At this step, most paths are working with and without .html
:
Markdown | Valid paths | Invalid paths |
---|---|---|
/index.md | / , /index.html | - |
/notes.md | /notes , /notes.html | /notes/ (403) |
/notes/my-note.md | /notes/my-note , /notes/my-note/ , /notes/my-note.html | - |
- | anything not found | Nginx 404 |
We need 3 improvements:
- Vitepress 404 page (see step 2) instead of Nginx 404 message;
- a fix for the 403 when there’s a trailing slash (step 3);
- no more paths with
.html
(step 4);
Step 2: the 404 page
The default Vitepress comes with a 404.html
page. Let’s serve it using the error_page
directive:
server {
index index.html;
# and other things…
location / {
# When the HTTP status code is 404, answer with the `/404.html` file.
error_page 404 /404.html;
try_files $uri $uri.html $uri/ =404;
}
}
Step 3: avoiding the 403 errors
To avoid the 403 on paths with a trailing slash (e.g. my-blog.com/
or my-blog.com/notes/
), we can redirect them to their non-trailing slash version using the rewrite
directive in the server
block.
server {
index index.html;
# and other things…
# Remove the trailing slash (permanent 301 redirect).
rewrite ^(.+)/$ $1 permanent;
location / {
error_page 404 /404.html;
try_files $uri $uri.html $uri/ =404;
}
}
WARNING
Note that the permanent
keyword does a 301 redirect, which is permanent and might be cached during a very long time by browsers and search engines. If you are not sure about this rewriting rule, consider the redirect
keyword to get a 302 (temporary) redirect instead of a 301.

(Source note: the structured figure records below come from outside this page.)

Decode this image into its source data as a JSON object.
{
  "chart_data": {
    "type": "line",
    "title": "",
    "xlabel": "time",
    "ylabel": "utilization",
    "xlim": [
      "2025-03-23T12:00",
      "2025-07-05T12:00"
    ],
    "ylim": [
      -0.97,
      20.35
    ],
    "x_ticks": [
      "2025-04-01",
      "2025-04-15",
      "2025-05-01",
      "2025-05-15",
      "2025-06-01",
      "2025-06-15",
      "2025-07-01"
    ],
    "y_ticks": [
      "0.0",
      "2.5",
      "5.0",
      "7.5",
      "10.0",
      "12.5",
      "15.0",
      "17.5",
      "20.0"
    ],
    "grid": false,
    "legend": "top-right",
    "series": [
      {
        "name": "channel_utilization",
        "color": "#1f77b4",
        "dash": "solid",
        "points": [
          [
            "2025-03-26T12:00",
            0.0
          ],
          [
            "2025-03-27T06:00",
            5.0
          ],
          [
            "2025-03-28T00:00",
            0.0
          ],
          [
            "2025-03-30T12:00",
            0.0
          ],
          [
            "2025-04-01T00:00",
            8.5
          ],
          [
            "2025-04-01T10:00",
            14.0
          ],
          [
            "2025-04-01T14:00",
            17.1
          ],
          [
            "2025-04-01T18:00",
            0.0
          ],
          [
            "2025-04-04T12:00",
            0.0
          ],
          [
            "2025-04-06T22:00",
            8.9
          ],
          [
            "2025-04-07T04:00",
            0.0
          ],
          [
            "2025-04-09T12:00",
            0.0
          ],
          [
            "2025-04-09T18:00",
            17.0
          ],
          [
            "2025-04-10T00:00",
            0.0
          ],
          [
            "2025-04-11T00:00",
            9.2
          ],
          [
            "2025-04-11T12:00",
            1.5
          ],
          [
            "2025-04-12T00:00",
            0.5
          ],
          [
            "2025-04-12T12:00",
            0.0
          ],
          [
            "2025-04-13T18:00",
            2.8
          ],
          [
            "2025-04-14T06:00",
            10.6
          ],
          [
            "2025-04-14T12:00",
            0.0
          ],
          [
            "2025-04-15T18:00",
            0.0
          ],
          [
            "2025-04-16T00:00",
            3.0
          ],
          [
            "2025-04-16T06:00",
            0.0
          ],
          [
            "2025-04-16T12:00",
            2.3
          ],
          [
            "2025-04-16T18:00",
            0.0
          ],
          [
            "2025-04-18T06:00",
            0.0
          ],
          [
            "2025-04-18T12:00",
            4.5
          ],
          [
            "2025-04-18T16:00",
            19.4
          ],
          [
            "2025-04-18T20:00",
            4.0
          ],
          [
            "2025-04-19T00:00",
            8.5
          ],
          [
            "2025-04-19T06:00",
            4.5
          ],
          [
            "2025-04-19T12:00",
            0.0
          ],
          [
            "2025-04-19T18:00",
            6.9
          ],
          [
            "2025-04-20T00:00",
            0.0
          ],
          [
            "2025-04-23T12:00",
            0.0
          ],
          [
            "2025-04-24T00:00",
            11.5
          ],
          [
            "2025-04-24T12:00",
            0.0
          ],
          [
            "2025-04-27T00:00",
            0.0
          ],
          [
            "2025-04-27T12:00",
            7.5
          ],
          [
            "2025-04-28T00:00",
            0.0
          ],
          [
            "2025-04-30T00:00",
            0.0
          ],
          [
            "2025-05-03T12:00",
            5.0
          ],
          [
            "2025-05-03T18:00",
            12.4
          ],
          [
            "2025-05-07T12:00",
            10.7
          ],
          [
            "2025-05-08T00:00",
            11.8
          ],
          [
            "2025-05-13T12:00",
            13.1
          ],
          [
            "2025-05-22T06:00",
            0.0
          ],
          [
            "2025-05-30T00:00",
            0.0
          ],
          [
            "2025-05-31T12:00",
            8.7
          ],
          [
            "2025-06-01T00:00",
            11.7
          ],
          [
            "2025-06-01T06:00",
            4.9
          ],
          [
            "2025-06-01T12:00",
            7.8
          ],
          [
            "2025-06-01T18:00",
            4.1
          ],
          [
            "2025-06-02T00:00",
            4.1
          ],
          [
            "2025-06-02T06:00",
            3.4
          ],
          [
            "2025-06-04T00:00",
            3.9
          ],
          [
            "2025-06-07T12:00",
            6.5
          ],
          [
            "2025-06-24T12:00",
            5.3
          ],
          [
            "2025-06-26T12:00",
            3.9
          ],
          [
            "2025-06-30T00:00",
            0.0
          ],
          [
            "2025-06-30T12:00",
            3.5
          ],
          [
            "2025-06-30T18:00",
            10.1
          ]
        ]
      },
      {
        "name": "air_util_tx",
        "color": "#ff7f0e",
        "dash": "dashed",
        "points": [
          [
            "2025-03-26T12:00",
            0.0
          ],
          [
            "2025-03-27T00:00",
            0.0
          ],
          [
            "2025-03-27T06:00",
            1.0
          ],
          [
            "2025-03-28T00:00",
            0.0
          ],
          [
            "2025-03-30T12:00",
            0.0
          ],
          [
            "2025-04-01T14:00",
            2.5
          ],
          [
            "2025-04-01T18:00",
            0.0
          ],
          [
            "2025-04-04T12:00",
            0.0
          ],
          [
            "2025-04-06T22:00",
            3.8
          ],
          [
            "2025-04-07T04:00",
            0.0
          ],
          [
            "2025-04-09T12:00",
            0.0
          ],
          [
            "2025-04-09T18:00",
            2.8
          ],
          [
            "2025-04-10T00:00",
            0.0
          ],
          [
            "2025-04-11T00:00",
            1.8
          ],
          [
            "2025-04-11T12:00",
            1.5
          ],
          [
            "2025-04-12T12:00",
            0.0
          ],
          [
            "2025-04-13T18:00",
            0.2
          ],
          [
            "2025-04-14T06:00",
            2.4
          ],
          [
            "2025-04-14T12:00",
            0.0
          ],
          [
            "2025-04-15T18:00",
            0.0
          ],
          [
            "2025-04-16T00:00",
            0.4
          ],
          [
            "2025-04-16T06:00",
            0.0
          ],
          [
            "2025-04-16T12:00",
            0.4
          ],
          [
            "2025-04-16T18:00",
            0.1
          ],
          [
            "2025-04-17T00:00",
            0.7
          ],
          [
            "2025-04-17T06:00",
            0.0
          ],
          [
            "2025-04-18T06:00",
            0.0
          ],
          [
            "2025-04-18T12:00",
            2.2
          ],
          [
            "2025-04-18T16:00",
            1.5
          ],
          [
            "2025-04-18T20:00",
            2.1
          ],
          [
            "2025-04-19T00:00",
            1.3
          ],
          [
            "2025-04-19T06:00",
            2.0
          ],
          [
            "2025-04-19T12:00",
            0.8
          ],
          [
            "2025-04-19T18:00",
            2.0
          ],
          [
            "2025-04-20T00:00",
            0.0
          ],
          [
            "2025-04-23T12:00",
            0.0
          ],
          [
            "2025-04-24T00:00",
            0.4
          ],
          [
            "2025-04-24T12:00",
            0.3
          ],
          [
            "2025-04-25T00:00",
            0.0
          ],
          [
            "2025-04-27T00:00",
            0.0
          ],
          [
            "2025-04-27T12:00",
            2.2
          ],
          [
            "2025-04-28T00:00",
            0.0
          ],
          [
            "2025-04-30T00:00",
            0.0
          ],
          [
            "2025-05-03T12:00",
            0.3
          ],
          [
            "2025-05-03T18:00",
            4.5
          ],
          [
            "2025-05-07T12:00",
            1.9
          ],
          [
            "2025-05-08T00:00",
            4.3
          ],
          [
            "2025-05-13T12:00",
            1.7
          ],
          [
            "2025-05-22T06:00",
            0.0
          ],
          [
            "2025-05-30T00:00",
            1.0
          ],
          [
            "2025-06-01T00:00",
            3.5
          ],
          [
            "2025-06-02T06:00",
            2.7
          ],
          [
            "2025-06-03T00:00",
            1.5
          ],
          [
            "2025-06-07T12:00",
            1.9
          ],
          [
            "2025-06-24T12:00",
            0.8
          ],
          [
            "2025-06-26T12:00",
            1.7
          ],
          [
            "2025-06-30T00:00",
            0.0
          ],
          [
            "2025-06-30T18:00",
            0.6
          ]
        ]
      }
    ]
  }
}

Step 4: redirect /slug.html
to /slug
For now, /slug
and /slug.html
are both working, so let’s redirect the one with the trailing .html
.
https://stackoverflow.com/questions/38228393/nginx-remove-html-extension
server {
# other things…
rewrite ^(.+)/$ $1 permanent;
# Remove the trailing `index.html`.
if ($request_uri ~ ^/(.*)index\.html(\?|$)) {
return 301 /$1;
}
# Remove the trailing `.html`.
if ($request_uri ~ ^/(.*)\.html(\?|$)) {
return 301 /$1;
}
location / {
error_page 404 /404.html;
try_files $uri $uri.html $uri/ =404;
}
}
WARNING
Like explained in the warning of the previous step, you might prefer return 302
over return 301
.
The trade-off for index pages
If you have index pages like notes/index.md
, you have to move them to notes.md
, otherwise you’ll experience an infinite redirection loop where Nginx wants to remove the slash, but Vitepress wants to add it back.
In other words, do this:
.
├─ index.md
├─ notes
│ ├─ index.md
│ ├─ post-1.md
│ └─ post-2.md
├─ about.md
└─ notes.md
Readings
Aside from Nginx documentation for the HTTP core module, I was helped by:
- NGINX remove .html extension (StackOverflow)
- Routing access failure after server Nginx deployment (GitHub issue on Vitepress repository): this was where I started before deciding to write this post.